Sin poderse reprimir se quitó pantalón y ropa interior y se desabrochó la camisa. Estaba desnudo dentro del confesionario y echaba de menos su dildo.

- Don Felipe, buenos días. Ha venido un muchacho preguntando por usted.
- ¿No dijo quien era?
- Que le había conocido a usted en el tren.
- ¡Ah, ya! ¿Y donde está?
- Está esperándole en el confesionario.
- Gracias Manolo. Iré a ver.
Bajando los tres escalones que separaban presbiterio del crucero, Paloma vio al cura y rápidamente se santiguó y se levantó saliendo al paso de Don Felipe.
- ¿Es usted Don Felipe?
- Soy yo. La primera vez que la veo por aquí.
- He venido con mi hijo Pedro - miró alrededor como buscando - debe estar por aquí. Él venía a saludarle y como hacía tiempo que no me confesaba me dije, voy a acompañar a mi hijo. ¿A usted le importaría...?
- Faltaría más señora...
- Paloma. Me puede llamar Palo - se rió con pudor - como mis allegados.

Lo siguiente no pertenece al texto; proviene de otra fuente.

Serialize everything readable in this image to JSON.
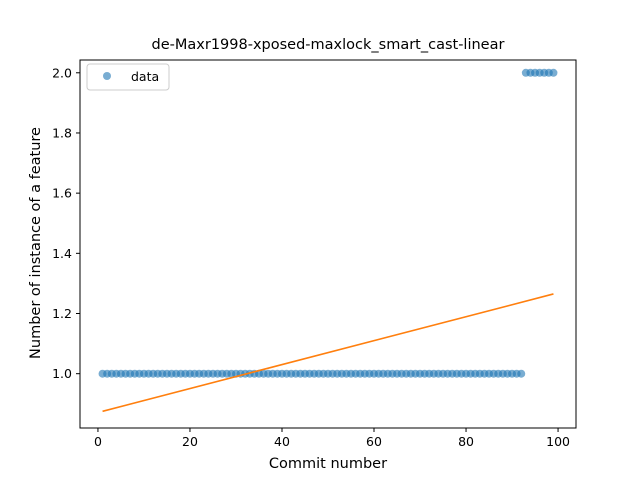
{
  "chart_data": {
    "type": "scatter",
    "title": "de-Maxr1998-xposed-maxlock_smart_cast-linear",
    "xlabel": "Commit number",
    "ylabel": "Number of instance of a feature",
    "xlim": [
      -3.9,
      103.9
    ],
    "ylim": [
      0.8195,
      2.0425
    ],
    "xticks": [
      0,
      20,
      40,
      60,
      80,
      100
    ],
    "yticks": [
      1.0,
      1.2,
      1.4,
      1.6,
      1.8,
      2.0
    ],
    "grid": false,
    "legend": {
      "placement": "top-left",
      "entries": [
        "data"
      ]
    },
    "series": [
      {
        "name": "data",
        "kind": "scatter",
        "color": "#1f77b4",
        "x_start": 1,
        "x_end": 99,
        "segments": [
          {
            "from": 1,
            "to": 92,
            "y": 1.0
          },
          {
            "from": 93,
            "to": 99,
            "y": 2.0
          }
        ]
      },
      {
        "kind": "line",
        "color": "#ff7f0e",
        "x": [
          1,
          99
        ],
        "y": [
          0.875,
          1.265
        ]
      }
    ]
  }
}
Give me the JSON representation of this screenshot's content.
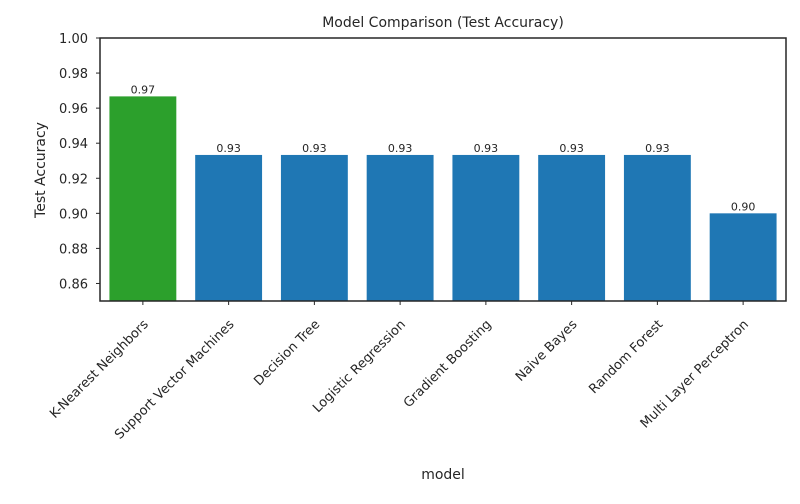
{
  "chart_data": {
    "type": "bar",
    "title": "Model Comparison (Test Accuracy)",
    "xlabel": "model",
    "ylabel": "Test Accuracy",
    "ylim": [
      0.85,
      1.0
    ],
    "yticks": [
      "0.86",
      "0.88",
      "0.90",
      "0.92",
      "0.94",
      "0.96",
      "0.98",
      "1.00"
    ],
    "ytick_values": [
      0.86,
      0.88,
      0.9,
      0.92,
      0.94,
      0.96,
      0.98,
      1.0
    ],
    "grid": false,
    "categories": [
      "K-Nearest Neighbors",
      "Support Vector Machines",
      "Decision Tree",
      "Logistic Regression",
      "Gradient Boosting",
      "Naive Bayes",
      "Random Forest",
      "Multi Layer Perceptron"
    ],
    "values": [
      0.9667,
      0.9333,
      0.9333,
      0.9333,
      0.9333,
      0.9333,
      0.9333,
      0.9
    ],
    "data_labels": [
      "0.97",
      "0.93",
      "0.93",
      "0.93",
      "0.93",
      "0.93",
      "0.93",
      "0.90"
    ],
    "colors": [
      "#2ca02c",
      "#1f77b4",
      "#1f77b4",
      "#1f77b4",
      "#1f77b4",
      "#1f77b4",
      "#1f77b4",
      "#1f77b4"
    ],
    "highlight_color": "#2ca02c",
    "bar_color": "#1f77b4",
    "frame_color": "#262626"
  }
}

- Venga conmigo, vamos a mi confesionario.
En dos pasos llegaron y Don Felipe se metió en su cabina indicando a Paloma cual era su lugar.

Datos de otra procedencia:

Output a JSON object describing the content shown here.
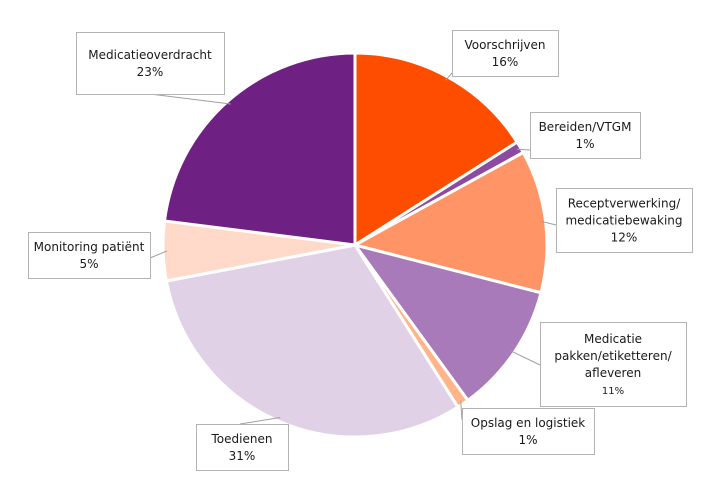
{
  "chart_data": {
    "type": "pie",
    "title": "",
    "start_angle_deg": 0,
    "direction": "clockwise",
    "slices": [
      {
        "label": [
          "Voorschrijven"
        ],
        "percent_label": "16%",
        "value": 16,
        "color": "#FF4D00"
      },
      {
        "label": [
          "Bereiden/VTGM"
        ],
        "percent_label": "1%",
        "value": 1,
        "color": "#8B4BA0"
      },
      {
        "label": [
          "Receptverwerking/",
          "medicatiebewaking"
        ],
        "percent_label": "12%",
        "value": 12,
        "color": "#FF9466"
      },
      {
        "label": [
          "Medicatie",
          "pakken/etiketteren/",
          "afleveren"
        ],
        "percent_label": "11%",
        "value": 11,
        "color": "#A97ABA"
      },
      {
        "label": [
          "Opslag en logistiek"
        ],
        "percent_label": "1%",
        "value": 1,
        "color": "#FFB48A"
      },
      {
        "label": [
          "Toedienen"
        ],
        "percent_label": "31%",
        "value": 31,
        "color": "#E1D1E6"
      },
      {
        "label": [
          "Monitoring patiënt"
        ],
        "percent_label": "5%",
        "value": 5,
        "color": "#FFD9C9"
      },
      {
        "label": [
          "Medicatieoverdracht"
        ],
        "percent_label": "23%",
        "value": 23,
        "color": "#6E2182"
      }
    ]
  }
}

Pedro estaba entregado a una masturbación lenta y muy placentera. Estaba completamente desnudo y cuando escuchó pasos se sobresaltó y no movió un músculo. Escuchó la voz de su madre y la del cura y se quedó sin respiración. Sintió a Don Felipe entrar a su habitaculo y musitar una oración queda. Estaba colocándose la estola para iniciar la confesión. De su madre, se iba a enterar de todo y eso le estimuló.
- Ave María padre
- ¿Cuanto tiempo hace que no te confiesas?
- No se, desde la boda de mi amiga Elena. Que también tengo que hablar de eso. Pero lo primero y me hace más sufrir ocurrió anoche.
A Pedro le dió un vuelco el corazón. El sueño de la noche pasada había sido muy placentero pero perturbador. No quiso relacionarlo con los restos de semen seco de su ropa al despertar, pero el sueño lo explicaba. Se resistía a aceptarlo, pero sin darse cuenta volvía a estar duro como el banco sobre el que se sentaba.
- ¿Que ocurrió anoche, hija, que tan grave te parece?
Paloma inició el relato de lo sucedido interrumpiéndose cada momento por los sollozos que le provocaban el arrepentimiento al tiempo que el cura empezaba a sudar y respirar agitadamente pensando en cómo tendría aquel chico del tren el sexo bien enhiesto y que cantidad de semen caliente eyacularía al correrse. De forma casi inconsciente se desabrochó la sotana y se rebuscó entre la ropa interior su trozo de carne dura embutida en la grasa del pubis.
- Y dime hija ¿Cuanto tiempo tuviste su miembro en tu boca?
- No sabría decir...
- ¿Y te la metiste hasta la garganta o solo lamiste el capullo?
- Padre - Paloma empezó a indignarse - no sé qué necesidad...
- Si, hija, responde. Tengo que saber la gravedad del pecado, si fue solo un desliz o disfrutaste del incesto. Y..., ¿Tu hijo se dio cuenta y disfruto de tener una madre tan degenerada?
Pedro escuchando al cura no podía evitar estar muy excitado, destilando precum en cantidad apreciable que iba recogiendo con los dedos y consumiéndolo  y por otro lado escandalizado de haber gozado de aquella mamada materna, que él creía formar parte de un sueño y resultó ser real, pero para su horror desear que sucediese cada día. No podría volver a mirar a su madre más que como sujeto sexual. ¿Cuántas veces desde pequeño, estando dormido, se lo habría hecho? Se estremeció de miedo y placer. 
Y entonces vino la pregunta que Pedro no habría querido escuchar nunca.
- Y esto, hija, ¿había sucedido más veces?